13話 あーん
昼を食べ始めて少し。
適当な会話をしながら弁当をつまんでいると、ふと、色羽がこちらをじーっと見つめる。
「じー……」
口に出しているし。
「どうした?」
「それ、コンビニ弁当なんだよね」
「そうだが……それがどうかしたのか?」
色羽の言いたいことがわからない。
ただ、色羽は物珍しそうに俺の弁当を見ていた。
もしかして……
「コンビニ弁当を見たことがない、とか言わないよな?」
「見たことないよ?」
まさかのまさかだった。
色羽の家を見て、お嬢さまなのではないか、と思ったが……
コンビニ弁当を見たことがないなんて。
どういう生活をしているんだ?
そのくせ、不良をやっているなんて……
色羽の謎が増えていく。
「それ、おいしいの?」
「普通かな」
「普通って、どんな感じ?」
「普通は普通だ。うまくもないしまずくもない。食べるに困らない、って感じだ」
「そうなんだ……」
さらに、じーっとコンビニ弁当を見つめる色羽。
本人は気がついていないようだが、ちょっとよだれが垂れそうな雰囲気だ。
「食べたいのか?」
「ふぇ!? いや、その……そ、そんなことないよ?」
「その割に、さっきから視線が固定されているんだが」
「そ、それは珍しいから……じゅるり」
「おい、よだれの音」
「も、もうっ。千歳、そういうことは言わないでっ」
恥ずかしそうにしながら、色羽にぽかぽかと叩かれた。
照れ隠しの行為なので別に痛くない。
むしろ、かわいらしいとさえ思う。
「食べてみるか?」
「いいのっ!?」
ものすごい勢いで食いつかれた。
「あーん」
色羽は前かがみになって、顔を差し出して、小さな口をいっぱいに開けた。
「うん?」
「あーん」
「いや、それは……」
「ほら、千歳。
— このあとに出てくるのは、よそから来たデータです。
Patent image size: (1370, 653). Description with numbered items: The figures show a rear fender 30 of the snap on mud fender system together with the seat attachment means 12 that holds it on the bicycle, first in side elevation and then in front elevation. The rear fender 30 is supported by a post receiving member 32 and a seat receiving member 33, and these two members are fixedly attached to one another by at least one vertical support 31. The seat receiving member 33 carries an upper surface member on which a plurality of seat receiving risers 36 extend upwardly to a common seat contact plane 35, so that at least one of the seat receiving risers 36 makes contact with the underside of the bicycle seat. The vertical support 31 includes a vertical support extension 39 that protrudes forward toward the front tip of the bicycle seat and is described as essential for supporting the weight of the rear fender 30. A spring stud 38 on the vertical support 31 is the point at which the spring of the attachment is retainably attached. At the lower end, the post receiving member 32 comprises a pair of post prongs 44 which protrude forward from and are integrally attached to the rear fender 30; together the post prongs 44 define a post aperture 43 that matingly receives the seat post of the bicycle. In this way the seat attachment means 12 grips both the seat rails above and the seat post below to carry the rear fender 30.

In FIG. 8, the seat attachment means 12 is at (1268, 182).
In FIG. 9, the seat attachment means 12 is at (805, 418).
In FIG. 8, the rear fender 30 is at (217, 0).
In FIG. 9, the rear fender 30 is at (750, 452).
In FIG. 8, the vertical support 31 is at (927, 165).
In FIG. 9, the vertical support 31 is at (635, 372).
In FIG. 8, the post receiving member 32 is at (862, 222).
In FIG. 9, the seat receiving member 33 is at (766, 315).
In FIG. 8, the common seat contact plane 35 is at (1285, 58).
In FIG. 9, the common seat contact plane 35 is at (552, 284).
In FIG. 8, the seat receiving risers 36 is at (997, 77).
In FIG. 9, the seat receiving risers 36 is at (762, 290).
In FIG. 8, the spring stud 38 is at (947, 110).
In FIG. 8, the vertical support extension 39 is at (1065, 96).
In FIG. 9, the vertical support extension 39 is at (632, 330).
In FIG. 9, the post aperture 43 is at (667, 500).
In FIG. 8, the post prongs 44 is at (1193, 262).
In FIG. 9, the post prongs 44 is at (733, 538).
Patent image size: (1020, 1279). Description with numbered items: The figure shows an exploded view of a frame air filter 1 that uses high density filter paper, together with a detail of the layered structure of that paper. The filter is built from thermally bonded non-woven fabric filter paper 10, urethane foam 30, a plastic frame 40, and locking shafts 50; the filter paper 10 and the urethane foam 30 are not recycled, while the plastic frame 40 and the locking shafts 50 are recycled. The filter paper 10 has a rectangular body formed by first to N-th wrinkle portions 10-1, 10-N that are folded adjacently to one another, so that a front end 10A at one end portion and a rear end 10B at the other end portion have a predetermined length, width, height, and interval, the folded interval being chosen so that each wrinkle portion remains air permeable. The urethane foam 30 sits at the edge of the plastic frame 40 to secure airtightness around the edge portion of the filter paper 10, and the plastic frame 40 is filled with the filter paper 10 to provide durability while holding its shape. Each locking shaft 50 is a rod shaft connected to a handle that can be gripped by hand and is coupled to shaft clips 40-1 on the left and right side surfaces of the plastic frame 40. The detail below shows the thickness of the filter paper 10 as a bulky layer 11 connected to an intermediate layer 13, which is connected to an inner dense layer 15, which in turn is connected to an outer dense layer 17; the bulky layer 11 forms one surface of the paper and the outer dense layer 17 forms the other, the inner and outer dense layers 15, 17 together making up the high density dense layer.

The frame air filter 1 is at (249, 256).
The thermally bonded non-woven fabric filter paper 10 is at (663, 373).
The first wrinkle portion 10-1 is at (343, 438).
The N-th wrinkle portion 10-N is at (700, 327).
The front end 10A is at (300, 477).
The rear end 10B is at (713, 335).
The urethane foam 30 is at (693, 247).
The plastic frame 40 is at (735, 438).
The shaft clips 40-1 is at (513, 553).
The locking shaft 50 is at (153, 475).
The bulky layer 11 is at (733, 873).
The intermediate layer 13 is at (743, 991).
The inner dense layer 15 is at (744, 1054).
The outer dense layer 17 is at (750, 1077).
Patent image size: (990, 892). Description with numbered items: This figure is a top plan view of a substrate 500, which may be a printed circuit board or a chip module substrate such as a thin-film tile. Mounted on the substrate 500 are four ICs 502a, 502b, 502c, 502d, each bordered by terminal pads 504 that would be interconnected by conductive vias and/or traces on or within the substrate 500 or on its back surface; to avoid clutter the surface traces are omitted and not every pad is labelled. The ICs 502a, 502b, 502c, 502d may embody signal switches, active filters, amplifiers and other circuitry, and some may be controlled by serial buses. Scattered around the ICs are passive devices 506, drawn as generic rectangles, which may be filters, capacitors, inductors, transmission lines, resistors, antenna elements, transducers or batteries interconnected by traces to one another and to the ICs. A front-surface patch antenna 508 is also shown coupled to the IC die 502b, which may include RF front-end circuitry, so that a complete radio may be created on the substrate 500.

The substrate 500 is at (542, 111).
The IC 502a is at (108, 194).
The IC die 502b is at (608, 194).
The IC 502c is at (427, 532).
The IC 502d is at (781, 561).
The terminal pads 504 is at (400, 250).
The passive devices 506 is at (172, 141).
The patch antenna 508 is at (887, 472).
早く」
「……」
「あーんっ」
「……ほい」
根負けした俺は、鮭を箸でつまみ、色羽の口に運んだ。
「はむっ」
ぱくりと鮭を咥えた。
そのまま、もぐもぐと咀嚼する。
「おー、これがコンビニ弁当の味……」
なにやらカルチャーショックを受けたらしく、色羽は目をパチパチと瞬かせた。
「うまいか?」
「味、濃いね」
「コンビニ弁当なんてそんなもんだ」
「でもでも、これはこれで悪くないかな。それに……千歳に食べさせてもらったから、それで満足♪」
にっこりと笑う色羽。
あまりにうれしそうにするものだから、こちらが照れてしまう。
「えへへ♪ 夢がまた一つ、叶っちゃった」
「夢?」
「彼氏にあーんをしてもらうこと」
「安い夢だな」
「あたしにとっては大事なの! あーんをしてもらうと、彼氏に大事にされてる、って気分になれるし……それが大好きな千歳なら、なおさらだよ。すごくすごくうれしいの」
「……そっか」
ストレートな好意を向けられて、ついついコメントに困ってしまい、相づちを打つだけにしておいた。
くそぅ。
困ったことに、かわいいじゃないか。
俺にとって色羽は更生させるべき不良生徒であり、そのために付き合っているだけなのに……
なんていうか……
少しずつ、本気になってしまいそうな自分がいた。
まずい傾向だな……いや、いけないことなのか?
双方合意の上なら……
って、まずいに決まっているだろう。
俺は教師で、色羽は生徒だ。
そんなこと……
「……いかん。ちょっと、思考が暴走しているな」
慣れないことをしたせいか、色羽のペースに巻き込まれているみたいだ。
落ち着け、俺。
これ以上、みっともないところは見せられない。
教師らしく、どっしりと構えて……
「ねえねえ、千歳」
「なんだ?」
「あたしの弁当、食べる?」
「いいのか? 足りなくなるんじゃないか?」
「も、もうっ。ちょっとくらいおすそ分けしたくらいで、お腹ペコペコになるようなキャラじゃないよ、私は」
「そうだったのか、意外な事実だ」
「千歳の意地悪」
膨れる色羽は子供みたいだ。
「一緒に食べるとおいしいから。はい、あげる」
「……それは?」
さっきの俺と同じように、色羽が箸でおかずをつまみ、こちらの口元に運んできた。
「あーん、だよ♪」
「いや、それはちょっと……」
「イヤなの……?」
しょんぼりしないでくれ。
悪いことをしてる気分になるじゃないか。
「ねぇ、千歳……」
「……あーん」
色々な意味で、色羽には敵わない。
俺は諦めて口を開いて、色羽の弁当を味わうのだった。